The young men in the group were also a bit reticent about being thrown into their new environment, but were hoping to find a community of peers a bit more mature than the junior high crowd they left behind.

That new peer group will include 30 students from Denmark’s Niels Brock Copenhagen Business College who will be on campus for the fall semester. The group was officially welcomed by the city of Solvang on Aug. 13.

Telling the group of mostly 16-year-olds that there was a misprint in the program, Solvang Mayor Richardson said, “My name is Jim, and I want you to call me that whenever you see me.”

Paul Hanberg – both a long-time Valley resident and a Niels Brock graduate – shared his experiences and spoke of the value their education here is likely to yield.

Superintendent Paul Turnbull – noting “no good thing is done without many, many hands” – explained the caliber of education that the high school provides. Just because the school is considered among the top both statewide and nationally, doesn’t mean they can stop striving to bring new things into the mix.

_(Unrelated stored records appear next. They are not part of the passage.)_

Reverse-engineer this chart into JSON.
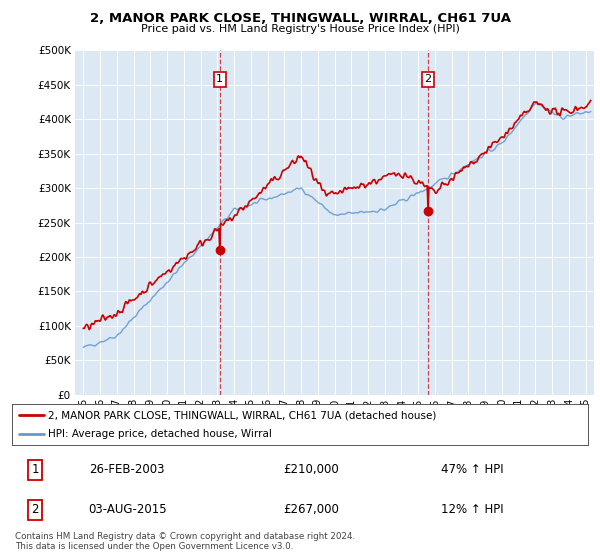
{
  "title": "2, MANOR PARK CLOSE, THINGWALL, WIRRAL, CH61 7UA",
  "subtitle": "Price paid vs. HM Land Registry's House Price Index (HPI)",
  "legend_line1": "2, MANOR PARK CLOSE, THINGWALL, WIRRAL, CH61 7UA (detached house)",
  "legend_line2": "HPI: Average price, detached house, Wirral",
  "sale1_date": "26-FEB-2003",
  "sale1_price": 210000,
  "sale1_hpi": "47% ↑ HPI",
  "sale2_date": "03-AUG-2015",
  "sale2_price": 267000,
  "sale2_hpi": "12% ↑ HPI",
  "footnote": "Contains HM Land Registry data © Crown copyright and database right 2024.\nThis data is licensed under the Open Government Licence v3.0.",
  "red_color": "#cc0000",
  "blue_color": "#6699cc",
  "plot_bg": "#dce9f5",
  "sale1_x": 2003.15,
  "sale2_x": 2015.58,
  "ylim": [
    0,
    500000
  ],
  "xlim_start": 1994.5,
  "xlim_end": 2025.5
}
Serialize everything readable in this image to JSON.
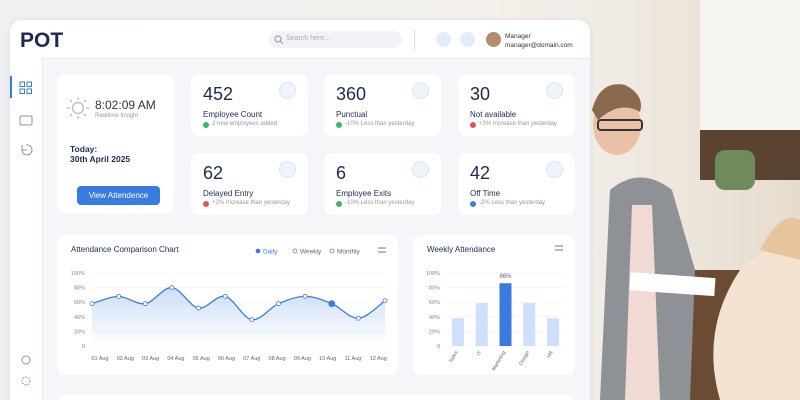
{
  "header": {
    "logo": "POT",
    "search_placeholder": "Search here...",
    "user_role": "Manager",
    "user_email": "manager@domain.com"
  },
  "clock": {
    "time": "8:02:09 AM",
    "subtitle": "Realtime Insight",
    "today_label": "Today:",
    "date": "30th April 2025",
    "button": "View Attendence"
  },
  "stats": [
    {
      "value": 452,
      "label": "Employee Count",
      "note": "2 new employees added"
    },
    {
      "value": 360,
      "label": "Punctual",
      "note": "-10% Less than yesterday"
    },
    {
      "value": 30,
      "label": "Not available",
      "note": "+3% Increase than yesterday"
    },
    {
      "value": 62,
      "label": "Delayed Entry",
      "note": "+3% Increase than yesterday"
    },
    {
      "value": 6,
      "label": "Employee Exits",
      "note": "-10% Less than yesterday"
    },
    {
      "value": 42,
      "label": "Off Time",
      "note": "-2% Less than yesterday"
    }
  ],
  "attendance_chart": {
    "type": "line",
    "title": "Attendance Comparison Chart",
    "options": [
      "Daily",
      "Weekly",
      "Monthly"
    ],
    "categories": [
      "01 Aug",
      "02 Aug",
      "03 Aug",
      "04 Aug",
      "05 Aug",
      "06 Aug",
      "07 Aug",
      "08 Aug",
      "09 Aug",
      "10 Aug",
      "11 Aug",
      "12 Aug"
    ],
    "series": [
      {
        "name": "Daily",
        "color": "#3a7be0",
        "values": [
          58,
          68,
          58,
          80,
          52,
          68,
          36,
          58,
          68,
          58,
          38,
          62
        ]
      }
    ],
    "ylim": [
      0,
      100
    ],
    "yticks": [
      {
        "value": 0,
        "label": "0"
      },
      {
        "value": 20,
        "label": "20%"
      },
      {
        "value": 40,
        "label": "40%"
      },
      {
        "value": 60,
        "label": "60%"
      },
      {
        "value": 80,
        "label": "80%"
      },
      {
        "value": 100,
        "label": "100%"
      }
    ]
  },
  "weekly_chart": {
    "type": "bar",
    "title": "Weekly Attendance",
    "categories": [
      "Sales",
      "IT",
      "Marketing",
      "Design",
      "HR"
    ],
    "values": [
      38,
      59,
      86,
      59,
      38
    ],
    "value_labels": [
      null,
      null,
      "86%",
      null,
      null
    ],
    "color": "#cfe0fb",
    "highlight_color": "#3a7be0",
    "ylim": [
      0,
      100
    ],
    "yticks": [
      {
        "value": 0,
        "label": "0"
      },
      {
        "value": 20,
        "label": "20%"
      },
      {
        "value": 40,
        "label": "40%"
      },
      {
        "value": 60,
        "label": "60%"
      },
      {
        "value": 80,
        "label": "80%"
      },
      {
        "value": 100,
        "label": "100%"
      }
    ]
  }
}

He challenged the foreign attendees to be the next great step forward for the school. Steingrimur “Stein” Jonsson – who hails from Iceland – is game.”I am most looking forward to meeting the students,” he said. While they have a lot in common, they will also have a lot of new things to share.

Like Steingrimur, Frida Büchert said her parents are very supportive of her sojourn to “sunny fields” (Solvang in translation). She was eager to begin her studies both academically and socially.

All of the students are fluent in English, are paying housing and tuition and will return to Denmark in December.